The report, which was funded by the Nigeria Natural Resource Charter (NNRC) and the Shehu Musa Yar'Adua Foundation, stated that Nigeria's failure to manage these oil prosperity cycles has delayed her economic rise.
"Despite being the largest producer and exporter of petroleum in Africa and one of the 10 largest producers in the world, Nigeria has failed to transform decades of oil earnings into sustainable development" the researched report stated.
"In the period spanning 1970 to 2014, Nigeria wasted five oil booms - earning a conservative estimate of a trillion dollars in oil revenue but making no significant savings. These earnings have also not translated to lasting or productive capital through human development, infrastructure and institution building.
"Nigeria's failure to effectively manage revenue earned from oil and gas has delayed the country's transition from a developing economy to an advanced one."
The report, which was made available to THISDAY also drew a nexus between oil price boom and bust to the country's unemployment rates, stating that each oil price boom brought about some reduction in national unemployment rates, while a bust contributed to increases in unemployment levels in the country.
The 37-page report added, "The volatility and unpredictability of oil prices over the years has made oil revenues difficult to manage. Sharp swings in prices distort the economic growth of oil revenue dependent economies, with ripple effects on budget deficits and fiscal planning.
It revealed that the Obasanjo Administration's economic reforms of 2003 to 2007 represented the first attempt to break the pattern through innovation of a savings mechanism known as the Excess Crude Account (ECA) into which extra revenue from oil was warehoused for 'rainy day expenditures'.

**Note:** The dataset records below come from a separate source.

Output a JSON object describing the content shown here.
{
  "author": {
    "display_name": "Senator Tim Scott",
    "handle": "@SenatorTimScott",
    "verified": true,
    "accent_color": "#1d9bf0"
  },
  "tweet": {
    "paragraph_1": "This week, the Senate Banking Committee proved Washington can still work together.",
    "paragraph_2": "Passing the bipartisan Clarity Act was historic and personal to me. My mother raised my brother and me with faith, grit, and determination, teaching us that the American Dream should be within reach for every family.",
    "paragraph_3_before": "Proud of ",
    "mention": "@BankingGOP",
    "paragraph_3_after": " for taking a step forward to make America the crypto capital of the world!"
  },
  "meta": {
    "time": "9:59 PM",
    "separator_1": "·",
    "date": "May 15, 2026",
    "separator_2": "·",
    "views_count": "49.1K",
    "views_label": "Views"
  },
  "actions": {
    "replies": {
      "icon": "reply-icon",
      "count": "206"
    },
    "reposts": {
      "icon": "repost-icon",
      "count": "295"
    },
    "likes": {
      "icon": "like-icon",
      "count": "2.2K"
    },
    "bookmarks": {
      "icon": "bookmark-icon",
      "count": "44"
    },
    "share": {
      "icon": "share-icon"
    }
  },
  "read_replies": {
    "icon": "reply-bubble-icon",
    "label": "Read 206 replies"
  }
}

The report said the ECA proved so successful that at the end of that administration in 2007, it had accumulated $17 billion, despite paying the Paris Club $12.4 billion in exchange for the remainder of its $30 billion official debts being written off, stating however that the tempo of the accumulation of savings was not sustained by successive administrations.
It further stated that the governments that succeeded that of Obasanjo did not take advantage of the ECA and so lost the chance at growing the country's foreign reserves to as much as $100 billion dollars, and ECA level to at least $40 billion, even though there was a six-year record of high oil prices.